O driver montado no chip AL9910 não possui isolação galvânica da rede, portanto deve ser utilizado somente onde for impossível o contato direto com os elementos do circuito.
O chip está disponível em duas versões: AL9910 e AL9910a. Eles diferem na tensão mínima de disparo (15 e 20V, respectivamente) e na tensão de saída do regulador interno ((7,5 ou 10V, respectivamente) O AL9910a também tem um consumo um pouco maior em modo sleep.
O custo dos microcircuitos é de cerca de 60 rublos / peça.
Circuito de comutação típico (sem escurecimento) fica assim:
Aqui os LEDs estão sempre acesos na potência máxima, que é definida pelo valor do resistor Rsenso:
Rsenso = 0,25 / (euCONDUZIU + 0,15⋅ICONDUZIU)
Para ajustar o brilho, a 7ª perna é arrancada do Vdd e pendurada em um potenciômetro que produz de 45 a 250 mV. Além disso, o brilho pode ser ajustado aplicando um sinal PWM ao pino PWM_D. Se esta saída estiver aterrada, o microcircuito é desligado, o transistor de saída está completamente fechado, a corrente consumida pelo circuito cai para ~0,5mA.
A frequência de geração deve estar na faixa de 25 a 300 kHz e, como mencionado anteriormente, é determinada pelo resistor Rosc. A dependência pode ser expressa pela seguinte equação:
fosc = 25 / (Rosc + 22), onde Rosc - resistência em kiloohms (geralmente de 75 a 1000 kOhm).
O resistor é conectado entre a 8ª perna do microcircuito e o “terra” (ou o pino GATE).
A indutância do indutor é calculada de acordo com a fórmula terrível à primeira vista:
L ≥ (VDENTRO – VLEDs)⋅VLEDs / (0,3⋅VDENTRO⋅fosc⋅EuCONDUZIU)
Exemplo de cálculo
Por exemplo, vamos calcular os parâmetros dos elementos de ligação do chip para dois LEDs Cree XML-T6 conectados em série e a tensão de alimentação mínima (15 volts).

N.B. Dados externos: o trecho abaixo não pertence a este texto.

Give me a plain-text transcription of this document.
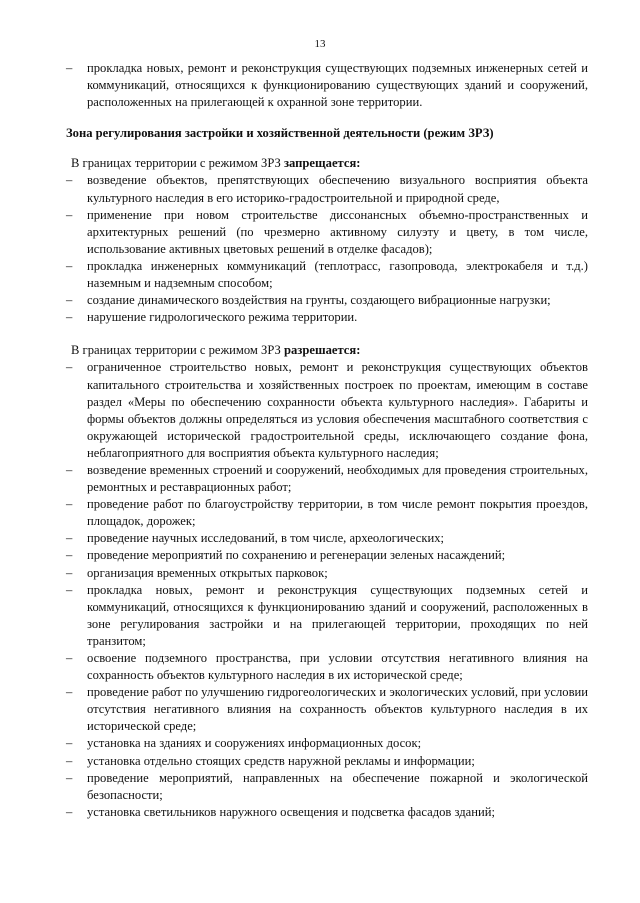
13
– прокладка новых, ремонт и реконструкция существующих подземных инженерных сетей и коммуникаций, относящихся к функционированию существующих зданий и сооружений, расположенных на прилегающей к охранной зоне территории.
Зона регулирования застройки и хозяйственной деятельности (режим ЗРЗ)

В границах территории с режимом ЗРЗ запрещается:

– возведение объектов, препятствующих обеспечению визуального восприятия объекта культурного наследия в его историко-градостроительной и природной среде,
– применение при новом строительстве диссонансных объемно-пространственных и архитектурных решений (по чрезмерно активному силуэту и цвету, в том числе, использование активных цветовых решений в отделке фасадов);
– прокладка инженерных коммуникаций (теплотрасс, газопровода, электрокабеля и т.д.) наземным и надземным способом;
– создание динамического воздействия на грунты, создающего вибрационные нагрузки;
– нарушение гидрологического режима территории.

В границах территории с режимом ЗРЗ разрешается:

– ограниченное строительство новых, ремонт и реконструкция существующих объектов капитального строительства и хозяйственных построек по проектам, имеющим в составе раздел «Меры по обеспечению сохранности объекта культурного наследия». Габариты и формы объектов должны определяться из условия обеспечения масштабного соответствия с окружающей исторической градостроительной среды, исключающего создание фона, неблагоприятного для восприятия объекта культурного наследия;
– возведение временных строений и сооружений, необходимых для проведения строительных, ремонтных и реставрационных работ;
– проведение работ по благоустройству территории, в том числе ремонт покрытия проездов, площадок, дорожек;
– проведение научных исследований, в том числе, археологических;
– проведение мероприятий по сохранению и регенерации зеленых насаждений;
– организация временных открытых парковок;
– прокладка новых, ремонт и реконструкция существующих подземных сетей и коммуникаций, относящихся к функционированию зданий и сооружений, расположенных в зоне регулирования застройки и на прилегающей территории, проходящих по ней транзитом;
– освоение подземного пространства, при условии отсутствия негативного влияния на сохранность объектов культурного наследия в их исторической среде;
– проведение работ по улучшению гидрогеологических и экологических условий, при условии отсутствия негативного влияния на сохранность объектов культурного наследия в их исторической среде;
– установка на зданиях и сооружениях информационных досок;
– установка отдельно стоящих средств наружной рекламы и информации;
– проведение мероприятий, направленных на обеспечение пожарной и экологической безопасности;
– установка светильников наружного освещения и подсветка фасадов зданий;
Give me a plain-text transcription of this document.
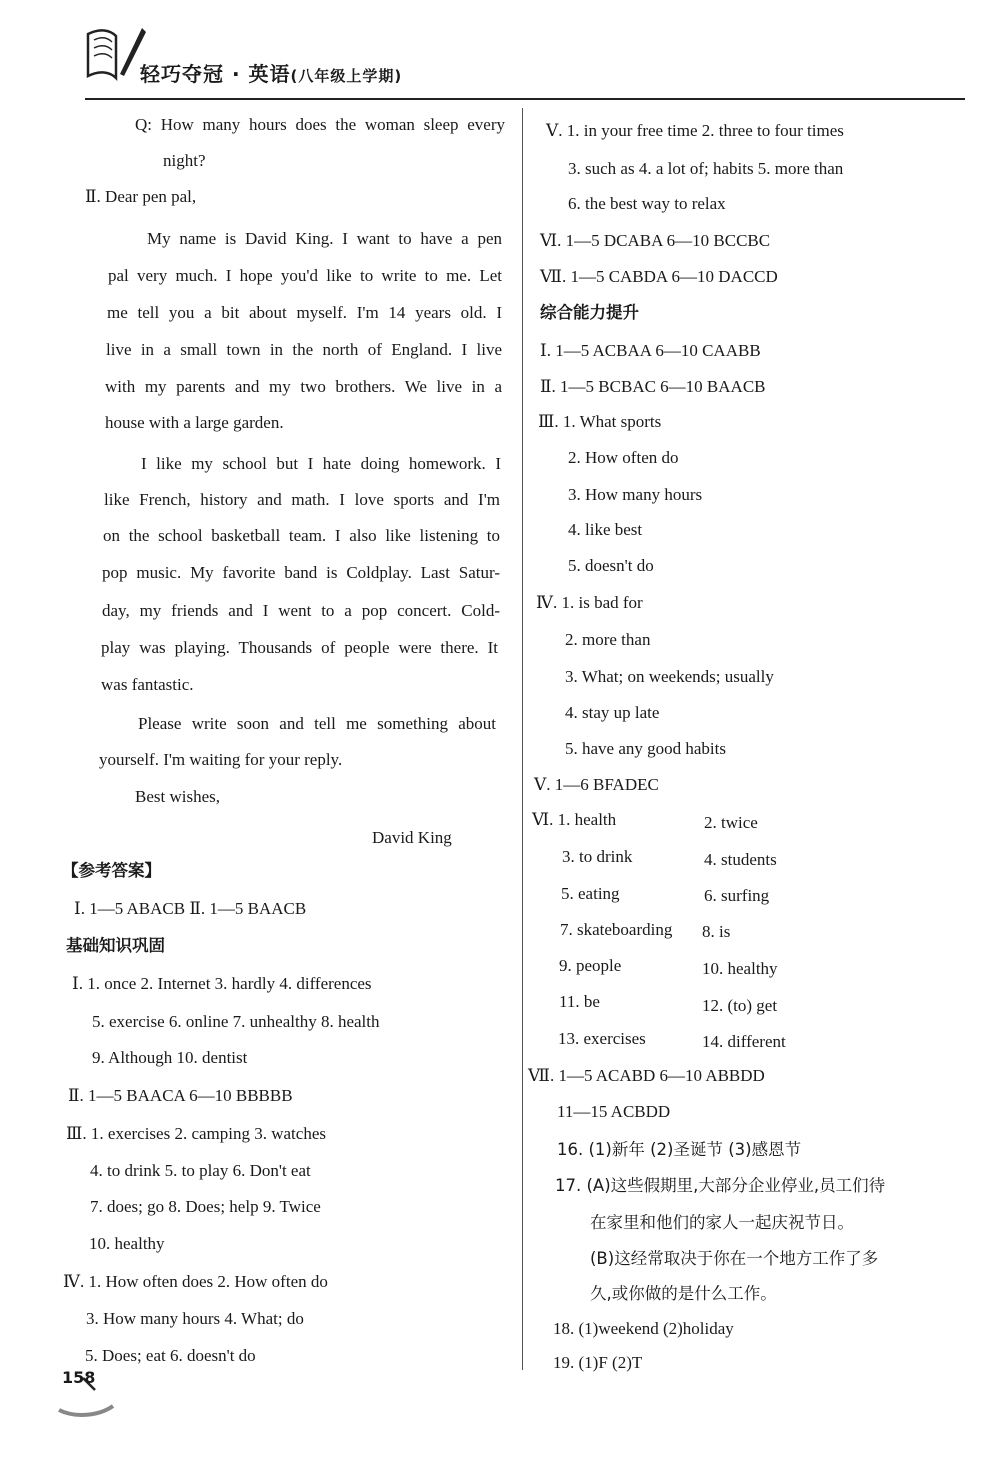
轻巧夺冠 · 英语(八年级上学期)
Q: How many hours does the woman sleep every
night?
Ⅱ. Dear pen pal,
My name is David King. I want to have a pen
pal very much. I hope you'd like to write to me. Let
me tell you a bit about myself. I'm 14 years old. I
live in a small town in the north of England. I live
with my parents and my two brothers. We live in a
house with a large garden.
I like my school but I hate doing homework. I
like French, history and math. I love sports and I'm
on the school basketball team. I also like listening to
pop music. My favorite band is Coldplay. Last Satur-
day, my friends and I went to a pop concert. Cold-
play was playing. Thousands of people were there. It
was fantastic.
Please write soon and tell me something about
yourself. I'm waiting for your reply.
Best wishes,
David King
【参考答案】
Ⅰ. 1—5 ABACB Ⅱ. 1—5 BAACB
基础知识巩固
Ⅰ. 1. once 2. Internet 3. hardly 4. differences
5. exercise 6. online 7. unhealthy 8. health
9. Although 10. dentist
Ⅱ. 1—5 BAACA 6—10 BBBBB
Ⅲ. 1. exercises 2. camping 3. watches
4. to drink 5. to play 6. Don't eat
7. does; go 8. Does; help 9. Twice
10. healthy
Ⅳ. 1. How often does 2. How often do
3. How many hours 4. What; do
5. Does; eat 6. doesn't do
Ⅴ. 1. in your free time 2. three to four times
3. such as 4. a lot of; habits 5. more than
6. the best way to relax
Ⅵ. 1—5 DCABA 6—10 BCCBC
Ⅶ. 1—5 CABDA 6—10 DACCD
综合能力提升
Ⅰ. 1—5 ACBAA 6—10 CAABB
Ⅱ. 1—5 BCBAC 6—10 BAACB
Ⅲ. 1. What sports
2. How often do
3. How many hours
4. like best
5. doesn't do
Ⅳ. 1. is bad for
2. more than
3. What; on weekends; usually
4. stay up late
5. have any good habits
Ⅴ. 1—6 BFADEC
Ⅵ. 1. health	2. twice
3. to drink	4. students
5. eating	6. surfing
7. skateboarding 8. is
9. people	10. healthy
11. be	12. (to) get
13. exercises	14. different
Ⅶ. 1—5 ACABD 6—10 ABBDD
11—15 ACBDD
16. (1)新年 (2)圣诞节 (3)感恩节
17. (A)这些假期里,大部分企业停业,员工们待
在家里和他们的家人一起庆祝节日。
(B)这经常取决于你在一个地方工作了多
久,或你做的是什么工作。
18. (1)weekend (2)holiday
19. (1)F (2)T
158
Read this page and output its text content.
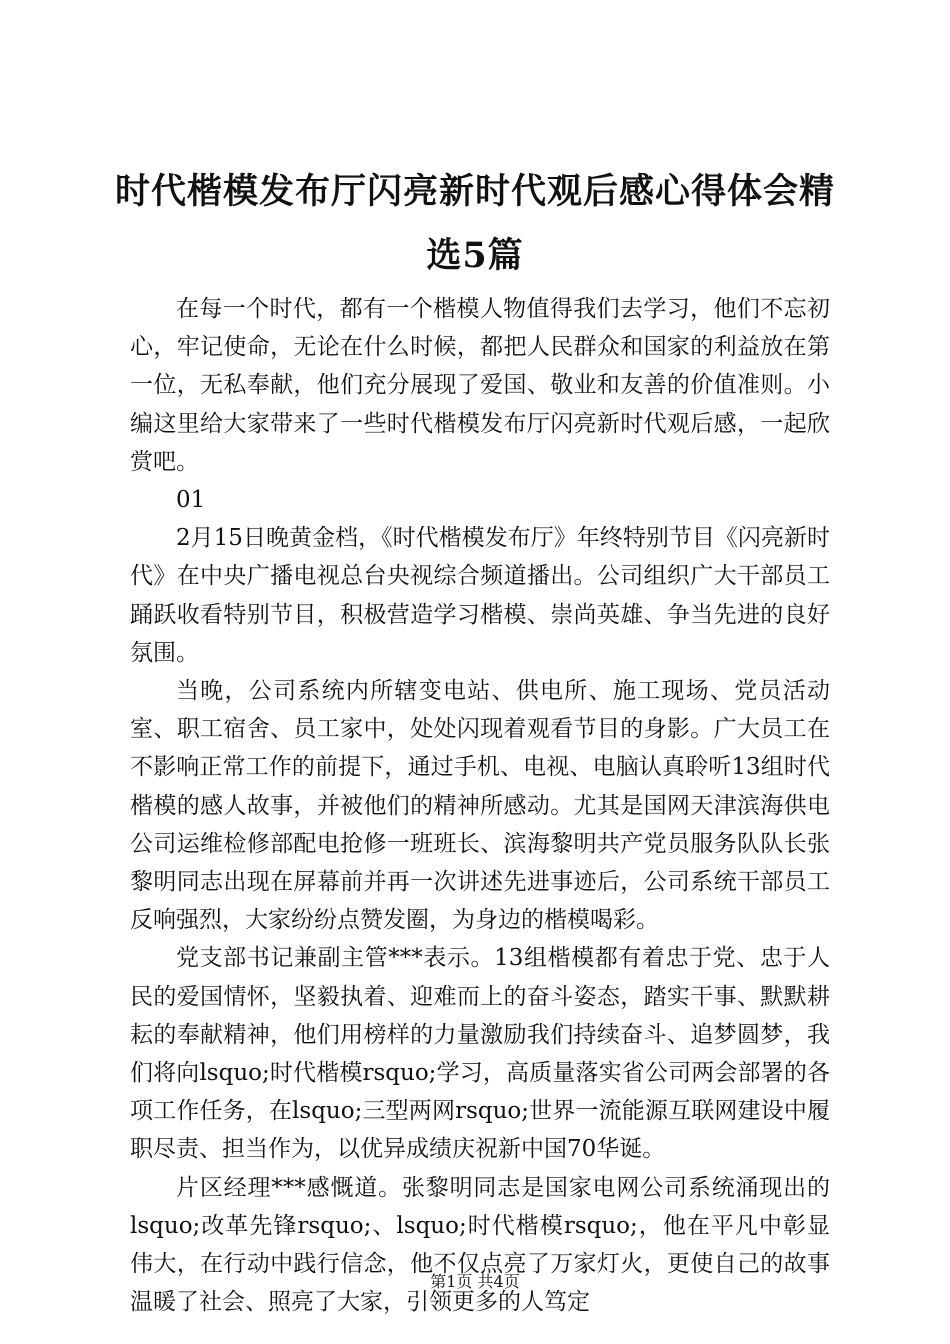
时代楷模发布厅闪亮新时代观后感心得体会精选5篇

在每一个时代，都有一个楷模人物值得我们去学习，他们不忘初心，牢记使命，无论在什么时候，都把人民群众和国家的利益放在第一位，无私奉献，他们充分展现了爱国、敬业和友善的价值准则。小编这里给大家带来了一些时代楷模发布厅闪亮新时代观后感，一起欣赏吧。

01

2月15日晚黄金档，《时代楷模发布厅》年终特别节目《闪亮新时代》在中央广播电视总台央视综合频道播出。公司组织广大干部员工踊跃收看特别节目，积极营造学习楷模、崇尚英雄、争当先进的良好氛围。

当晚，公司系统内所辖变电站、供电所、施工现场、党员活动室、职工宿舍、员工家中，处处闪现着观看节目的身影。广大员工在不影响正常工作的前提下，通过手机、电视、电脑认真聆听13组时代楷模的感人故事，并被他们的精神所感动。尤其是国网天津滨海供电公司运维检修部配电抢修一班班长、滨海黎明共产党员服务队队长张黎明同志出现在屏幕前并再一次讲述先进事迹后，公司系统干部员工反响强烈，大家纷纷点赞发圈，为身边的楷模喝彩。

党支部书记兼副主管***表示。13组楷模都有着忠于党、忠于人民的爱国情怀，坚毅执着、迎难而上的奋斗姿态，踏实干事、默默耕耘的奉献精神，他们用榜样的力量激励我们持续奋斗、追梦圆梦，我们将向lsquo;时代楷模rsquo;学习，高质量落实省公司两会部署的各项工作任务，在lsquo;三型两网rsquo;世界一流能源互联网建设中履职尽责、担当作为，以优异成绩庆祝新中国70华诞。

片区经理***感慨道。张黎明同志是国家电网公司系统涌现出的lsquo;改革先锋rsquo;、lsquo;时代楷模rsquo;，他在平凡中彰显伟大，在行动中践行信念，他不仅点亮了万家灯火，更使自己的故事温暖了社会、照亮了大家，引领更多的人笃定

第1页 共4页
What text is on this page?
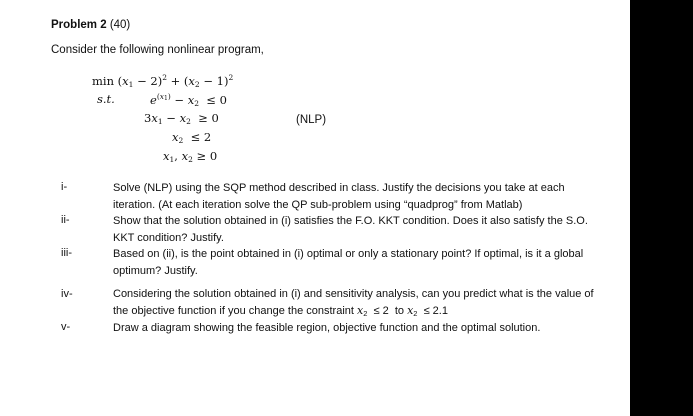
Problem 2 (40)
Consider the following nonlinear program,
$\min (x_1 - 2)^2 + (x_2 - 1)^2$
s.t.	$e^{(x_1)} - x_2 \le 0$
$3x_1 - x_2 \ge 0$	(NLP)
$x_2 \le 2$
$x_1$, $x_2 \ge 0$
i-	Solve (NLP) using the SQP method described in class. Justify the decisions you take at each iteration. (At each iteration solve the QP sub-problem using “quadprog” from Matlab)
ii-	Show that the solution obtained in (i) satisfies the F.O. KKT condition. Does it also satisfy the S.O. KKT condition? Justify.
iii-	Based on (ii), is the point obtained in (i) optimal or only a stationary point? If optimal, is it a global optimum? Justify.
iv-	Considering the solution obtained in (i) and sensitivity analysis, can you predict what is the value of the objective function if you change the constraint $x_2 \le 2$  to $x_2 \le 2.1$
v-	Draw a diagram showing the feasible region, objective function and the optimal solution.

Então, digamos que queremos que o chip opere a 240 kHz (0,24 MHz). Valor do resistor Rosc deveria estar:
Rosc = 25/fosc - 22 = 25/0,24 - 22 = 82 kOhm
Ir em frente. A corrente nominal dos LEDs é de 3A, a tensão de operação é de 3,3V. Portanto, 6,6V cairão em dois LEDs conectados em série. Com essas entradas, podemos calcular a indutância:
L ≥ (VDENTRO – VLEDs)⋅VLEDs / (0,3⋅VDENTRO⋅fosc⋅EuCONDUZIU) = (15-6,6)⋅6,6 / (0,3⋅15⋅240000⋅3) = 17 µH
Aqueles. maior ou igual a 17 µH. Tome uma indutância comum de fábrica de 47 uH.
Resta calcular Rsenso:
Rsenso = 0,25 / (euCONDUZIU + 0,15⋅ICONDUZIU) = 0,25 / (3 + 0,15⋅3) = 0,072 Ohm
Como um poderoso MOSFET de saída, vamos pegar alguns adequados em termos de características, por exemplo, o conhecido canal N 50N06 (60V, 50A, 120W).
E aqui, de fato, que esquema temos:
Apesar do mínimo de 15 volts indicado na ficha técnica, o circuito arranca perfeitamente a partir de 12, pelo que pode ser utilizado como um potente farol de carro. Na verdade, o circuito acima é o circuito driver real do holofote LED YF-053CREE 20W, que foi obtido por engenharia reversa.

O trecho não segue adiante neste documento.